I created a new puzzle, based on something I played with when I was at the **New York Hall of Science**. The idea of the puzzle is that given three numbers, you are trying to balance both sides of the equation, with the constraint that different positions on each side of the equation are worth different amounts. At this stage, this is a prototype, so the numbers are chosen randomly, but the eventual plan is to build this balance puzzle into a series of challenges, each of which will probably have multiple solutions.

One hope is that a puzzle like this helps bridge the gap between arithmetic and algebra, by providing an activity which uses arithmetic operations but embeds algebraic reasoning. I also hope that this app helps reinforce that the equal sign (and the inequality symbols) are not indicators that one should do an operation, but rather that they represent a relationship between the two sides of the equation.

Check out the puzzle here: **https://davidwees.com/balancepuzzle/**

I’d love feedback before I move onto making this puzzle more robust.

## Howard Phillips says:

1. I would make the x2 x3 etc a bit bigger.

2. This is more than arithmetic and algebra, it is physics. This has to be connected with balancing real objects on a stick,especially since you have chosen the numbering and spacing accordingly. (they could have been all jumbled up!!!!). Leads on to levers etc.

3. You could next give them just two disks, some of which will have an answer (oops, sorry!), and some,like 3 and 7, which wont, in which case “What do you need, would you like to get, etc ???”
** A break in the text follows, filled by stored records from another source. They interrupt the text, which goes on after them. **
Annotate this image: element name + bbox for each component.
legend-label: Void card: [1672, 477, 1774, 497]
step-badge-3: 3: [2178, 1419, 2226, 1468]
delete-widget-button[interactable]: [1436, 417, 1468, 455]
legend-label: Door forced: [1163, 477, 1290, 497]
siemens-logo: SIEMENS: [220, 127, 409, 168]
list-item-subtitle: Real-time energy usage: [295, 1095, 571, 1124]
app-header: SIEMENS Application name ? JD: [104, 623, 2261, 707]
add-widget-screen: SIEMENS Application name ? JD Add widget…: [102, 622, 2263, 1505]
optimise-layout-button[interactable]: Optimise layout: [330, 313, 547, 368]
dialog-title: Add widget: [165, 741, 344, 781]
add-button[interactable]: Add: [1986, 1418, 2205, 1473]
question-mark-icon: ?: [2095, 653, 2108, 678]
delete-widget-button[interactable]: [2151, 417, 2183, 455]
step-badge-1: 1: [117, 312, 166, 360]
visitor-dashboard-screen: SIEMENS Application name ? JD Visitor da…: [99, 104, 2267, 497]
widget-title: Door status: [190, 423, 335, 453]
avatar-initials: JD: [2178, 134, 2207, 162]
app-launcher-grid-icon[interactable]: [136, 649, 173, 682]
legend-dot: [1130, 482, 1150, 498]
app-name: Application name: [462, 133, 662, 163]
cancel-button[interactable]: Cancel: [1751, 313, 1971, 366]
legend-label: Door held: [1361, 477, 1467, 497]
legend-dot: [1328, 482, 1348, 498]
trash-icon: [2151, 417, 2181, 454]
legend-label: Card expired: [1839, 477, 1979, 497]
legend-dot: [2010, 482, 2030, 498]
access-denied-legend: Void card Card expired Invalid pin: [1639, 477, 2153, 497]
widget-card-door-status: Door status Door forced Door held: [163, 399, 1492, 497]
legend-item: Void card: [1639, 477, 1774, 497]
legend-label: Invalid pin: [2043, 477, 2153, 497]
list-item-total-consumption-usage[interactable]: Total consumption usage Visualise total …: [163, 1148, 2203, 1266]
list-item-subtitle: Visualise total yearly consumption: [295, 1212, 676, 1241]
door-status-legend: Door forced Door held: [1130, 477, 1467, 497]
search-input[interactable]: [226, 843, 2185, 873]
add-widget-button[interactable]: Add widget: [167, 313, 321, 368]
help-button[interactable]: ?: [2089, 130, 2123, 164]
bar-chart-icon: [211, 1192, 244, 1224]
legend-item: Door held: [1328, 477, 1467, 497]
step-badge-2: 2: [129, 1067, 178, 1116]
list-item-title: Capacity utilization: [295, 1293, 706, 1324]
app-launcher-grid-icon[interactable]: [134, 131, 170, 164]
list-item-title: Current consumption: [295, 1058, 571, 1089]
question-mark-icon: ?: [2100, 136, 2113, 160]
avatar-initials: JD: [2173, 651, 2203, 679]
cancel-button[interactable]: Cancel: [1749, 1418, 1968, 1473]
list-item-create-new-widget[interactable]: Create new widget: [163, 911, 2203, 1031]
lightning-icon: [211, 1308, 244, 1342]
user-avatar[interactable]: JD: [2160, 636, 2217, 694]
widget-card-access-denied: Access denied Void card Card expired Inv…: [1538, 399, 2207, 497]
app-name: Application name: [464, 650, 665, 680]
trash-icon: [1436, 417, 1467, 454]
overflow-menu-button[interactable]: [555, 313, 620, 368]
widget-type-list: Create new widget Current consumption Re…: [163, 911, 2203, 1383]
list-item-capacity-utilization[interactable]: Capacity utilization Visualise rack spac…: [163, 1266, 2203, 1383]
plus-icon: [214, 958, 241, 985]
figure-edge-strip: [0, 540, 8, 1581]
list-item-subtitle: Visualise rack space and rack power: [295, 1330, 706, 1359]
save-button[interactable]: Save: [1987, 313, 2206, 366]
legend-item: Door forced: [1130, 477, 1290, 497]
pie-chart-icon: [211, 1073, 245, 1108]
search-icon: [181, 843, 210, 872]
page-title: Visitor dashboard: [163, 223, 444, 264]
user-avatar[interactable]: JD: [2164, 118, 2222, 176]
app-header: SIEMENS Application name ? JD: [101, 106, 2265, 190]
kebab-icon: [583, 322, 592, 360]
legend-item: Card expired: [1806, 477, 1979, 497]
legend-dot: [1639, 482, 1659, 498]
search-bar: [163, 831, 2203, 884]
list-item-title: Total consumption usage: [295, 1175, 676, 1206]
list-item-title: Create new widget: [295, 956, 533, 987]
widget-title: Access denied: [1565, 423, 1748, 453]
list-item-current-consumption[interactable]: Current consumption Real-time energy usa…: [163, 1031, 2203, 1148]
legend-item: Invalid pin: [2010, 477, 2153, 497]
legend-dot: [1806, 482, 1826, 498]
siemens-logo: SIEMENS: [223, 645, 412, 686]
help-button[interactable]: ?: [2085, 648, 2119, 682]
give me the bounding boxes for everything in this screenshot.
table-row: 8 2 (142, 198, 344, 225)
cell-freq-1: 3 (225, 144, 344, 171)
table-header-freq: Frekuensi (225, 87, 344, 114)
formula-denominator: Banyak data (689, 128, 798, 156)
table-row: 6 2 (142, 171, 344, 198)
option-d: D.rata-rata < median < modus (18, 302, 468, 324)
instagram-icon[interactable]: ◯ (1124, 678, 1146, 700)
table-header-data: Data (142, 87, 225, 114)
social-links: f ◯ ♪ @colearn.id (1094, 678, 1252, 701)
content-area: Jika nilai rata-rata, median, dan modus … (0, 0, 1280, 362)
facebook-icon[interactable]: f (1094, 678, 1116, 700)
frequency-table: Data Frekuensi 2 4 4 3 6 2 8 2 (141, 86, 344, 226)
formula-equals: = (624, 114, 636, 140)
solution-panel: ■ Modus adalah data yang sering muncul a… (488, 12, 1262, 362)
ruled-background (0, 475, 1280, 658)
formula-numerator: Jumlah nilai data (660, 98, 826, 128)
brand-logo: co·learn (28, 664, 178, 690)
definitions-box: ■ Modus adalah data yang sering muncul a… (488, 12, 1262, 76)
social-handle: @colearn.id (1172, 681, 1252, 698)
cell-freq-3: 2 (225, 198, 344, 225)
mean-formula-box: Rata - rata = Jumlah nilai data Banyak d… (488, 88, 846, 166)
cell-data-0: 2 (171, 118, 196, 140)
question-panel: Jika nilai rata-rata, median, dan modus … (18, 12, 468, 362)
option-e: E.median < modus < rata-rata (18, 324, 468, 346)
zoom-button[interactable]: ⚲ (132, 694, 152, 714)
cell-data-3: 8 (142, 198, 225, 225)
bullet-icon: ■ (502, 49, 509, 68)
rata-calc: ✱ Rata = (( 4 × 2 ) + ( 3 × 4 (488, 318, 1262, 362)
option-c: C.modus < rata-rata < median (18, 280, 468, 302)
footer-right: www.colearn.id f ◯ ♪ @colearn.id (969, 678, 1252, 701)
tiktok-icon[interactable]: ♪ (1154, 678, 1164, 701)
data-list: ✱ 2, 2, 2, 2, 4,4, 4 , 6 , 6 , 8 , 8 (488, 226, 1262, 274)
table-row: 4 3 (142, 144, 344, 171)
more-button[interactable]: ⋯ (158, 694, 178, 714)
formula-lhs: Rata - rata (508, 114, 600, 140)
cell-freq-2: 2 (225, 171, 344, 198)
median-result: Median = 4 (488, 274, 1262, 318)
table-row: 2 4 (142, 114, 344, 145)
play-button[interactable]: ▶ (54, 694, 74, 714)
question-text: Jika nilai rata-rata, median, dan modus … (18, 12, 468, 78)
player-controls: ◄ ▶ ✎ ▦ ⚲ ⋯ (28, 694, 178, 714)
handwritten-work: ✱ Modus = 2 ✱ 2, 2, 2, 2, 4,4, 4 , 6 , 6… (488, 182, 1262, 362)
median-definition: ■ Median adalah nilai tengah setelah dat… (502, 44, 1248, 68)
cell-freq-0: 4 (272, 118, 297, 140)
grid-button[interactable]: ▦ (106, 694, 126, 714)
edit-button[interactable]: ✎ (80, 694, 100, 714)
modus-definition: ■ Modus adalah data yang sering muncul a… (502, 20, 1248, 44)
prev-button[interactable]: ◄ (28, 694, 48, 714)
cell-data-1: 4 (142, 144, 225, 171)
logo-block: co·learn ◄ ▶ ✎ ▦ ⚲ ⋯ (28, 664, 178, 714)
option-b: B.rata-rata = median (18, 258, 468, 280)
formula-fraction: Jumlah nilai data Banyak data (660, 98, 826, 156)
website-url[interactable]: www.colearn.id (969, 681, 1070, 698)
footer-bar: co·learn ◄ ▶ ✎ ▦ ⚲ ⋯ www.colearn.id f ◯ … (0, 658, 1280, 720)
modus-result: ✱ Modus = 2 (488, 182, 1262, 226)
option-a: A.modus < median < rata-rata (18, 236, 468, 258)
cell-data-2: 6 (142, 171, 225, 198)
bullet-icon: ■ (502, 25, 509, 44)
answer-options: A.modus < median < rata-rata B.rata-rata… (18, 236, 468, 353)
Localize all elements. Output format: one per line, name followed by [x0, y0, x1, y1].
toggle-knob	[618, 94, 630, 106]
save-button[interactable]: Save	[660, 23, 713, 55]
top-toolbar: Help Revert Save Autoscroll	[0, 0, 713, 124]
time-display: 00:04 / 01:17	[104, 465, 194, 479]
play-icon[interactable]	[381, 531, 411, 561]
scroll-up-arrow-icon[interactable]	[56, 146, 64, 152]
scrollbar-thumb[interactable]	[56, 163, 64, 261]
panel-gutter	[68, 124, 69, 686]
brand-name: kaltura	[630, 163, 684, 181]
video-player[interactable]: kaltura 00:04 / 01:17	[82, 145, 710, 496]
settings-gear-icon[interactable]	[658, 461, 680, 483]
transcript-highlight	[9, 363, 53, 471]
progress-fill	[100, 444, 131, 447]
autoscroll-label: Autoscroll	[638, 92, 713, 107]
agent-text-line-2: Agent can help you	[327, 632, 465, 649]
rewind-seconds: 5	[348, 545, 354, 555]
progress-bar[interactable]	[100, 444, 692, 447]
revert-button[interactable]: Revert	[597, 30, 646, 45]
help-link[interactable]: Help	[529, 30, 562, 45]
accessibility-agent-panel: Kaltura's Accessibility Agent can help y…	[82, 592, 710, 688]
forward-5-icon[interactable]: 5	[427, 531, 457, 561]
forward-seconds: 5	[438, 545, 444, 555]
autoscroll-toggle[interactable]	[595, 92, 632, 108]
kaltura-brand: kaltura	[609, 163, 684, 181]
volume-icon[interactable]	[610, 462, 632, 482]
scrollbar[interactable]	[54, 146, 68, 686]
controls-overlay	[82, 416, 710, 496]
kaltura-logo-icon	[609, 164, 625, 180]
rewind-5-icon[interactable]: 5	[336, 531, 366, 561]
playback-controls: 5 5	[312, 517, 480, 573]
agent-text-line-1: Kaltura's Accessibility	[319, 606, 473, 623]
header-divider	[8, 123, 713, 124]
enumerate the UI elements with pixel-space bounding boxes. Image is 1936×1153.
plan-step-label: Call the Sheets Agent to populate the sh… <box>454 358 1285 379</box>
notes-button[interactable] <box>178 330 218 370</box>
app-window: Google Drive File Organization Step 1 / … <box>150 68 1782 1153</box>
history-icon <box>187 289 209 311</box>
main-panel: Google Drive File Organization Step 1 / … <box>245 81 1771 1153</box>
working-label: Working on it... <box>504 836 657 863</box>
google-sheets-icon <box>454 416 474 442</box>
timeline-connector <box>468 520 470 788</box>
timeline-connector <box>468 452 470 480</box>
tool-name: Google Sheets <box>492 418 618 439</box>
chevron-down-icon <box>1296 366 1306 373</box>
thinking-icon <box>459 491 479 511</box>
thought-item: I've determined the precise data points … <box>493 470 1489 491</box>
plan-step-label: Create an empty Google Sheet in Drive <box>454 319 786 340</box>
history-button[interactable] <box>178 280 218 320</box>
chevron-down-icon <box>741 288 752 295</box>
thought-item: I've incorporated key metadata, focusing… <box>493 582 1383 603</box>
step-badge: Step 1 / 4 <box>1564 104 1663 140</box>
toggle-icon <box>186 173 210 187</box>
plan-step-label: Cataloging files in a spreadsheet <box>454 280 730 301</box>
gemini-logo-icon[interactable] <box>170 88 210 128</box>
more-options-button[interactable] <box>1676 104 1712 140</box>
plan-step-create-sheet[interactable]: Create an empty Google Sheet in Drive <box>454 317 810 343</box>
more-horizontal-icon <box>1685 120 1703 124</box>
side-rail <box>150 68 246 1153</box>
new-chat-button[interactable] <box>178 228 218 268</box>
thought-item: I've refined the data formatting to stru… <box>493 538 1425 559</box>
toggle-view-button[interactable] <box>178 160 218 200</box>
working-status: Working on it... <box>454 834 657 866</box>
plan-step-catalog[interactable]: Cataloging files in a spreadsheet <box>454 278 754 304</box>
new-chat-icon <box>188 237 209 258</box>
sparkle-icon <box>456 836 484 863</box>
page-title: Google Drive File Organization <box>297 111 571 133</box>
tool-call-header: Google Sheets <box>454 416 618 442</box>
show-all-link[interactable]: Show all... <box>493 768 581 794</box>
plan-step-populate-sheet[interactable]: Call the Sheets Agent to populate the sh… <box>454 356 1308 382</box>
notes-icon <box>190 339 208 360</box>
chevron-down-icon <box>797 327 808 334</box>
September 5, 2013 — 11:41 am

## David Wees says:

Yeah, it is absolutely physics. This is essentially a digital version of a physical balance beam located in the NY Hall of Science. It would also be interesting to create a model where the x1, x2, etc… is not made explicit, but the bar is more continuous, and people could attempt to balance the weights anywhere along the line. That would lose some of the connection to arithmetic, but increase the connection to physics.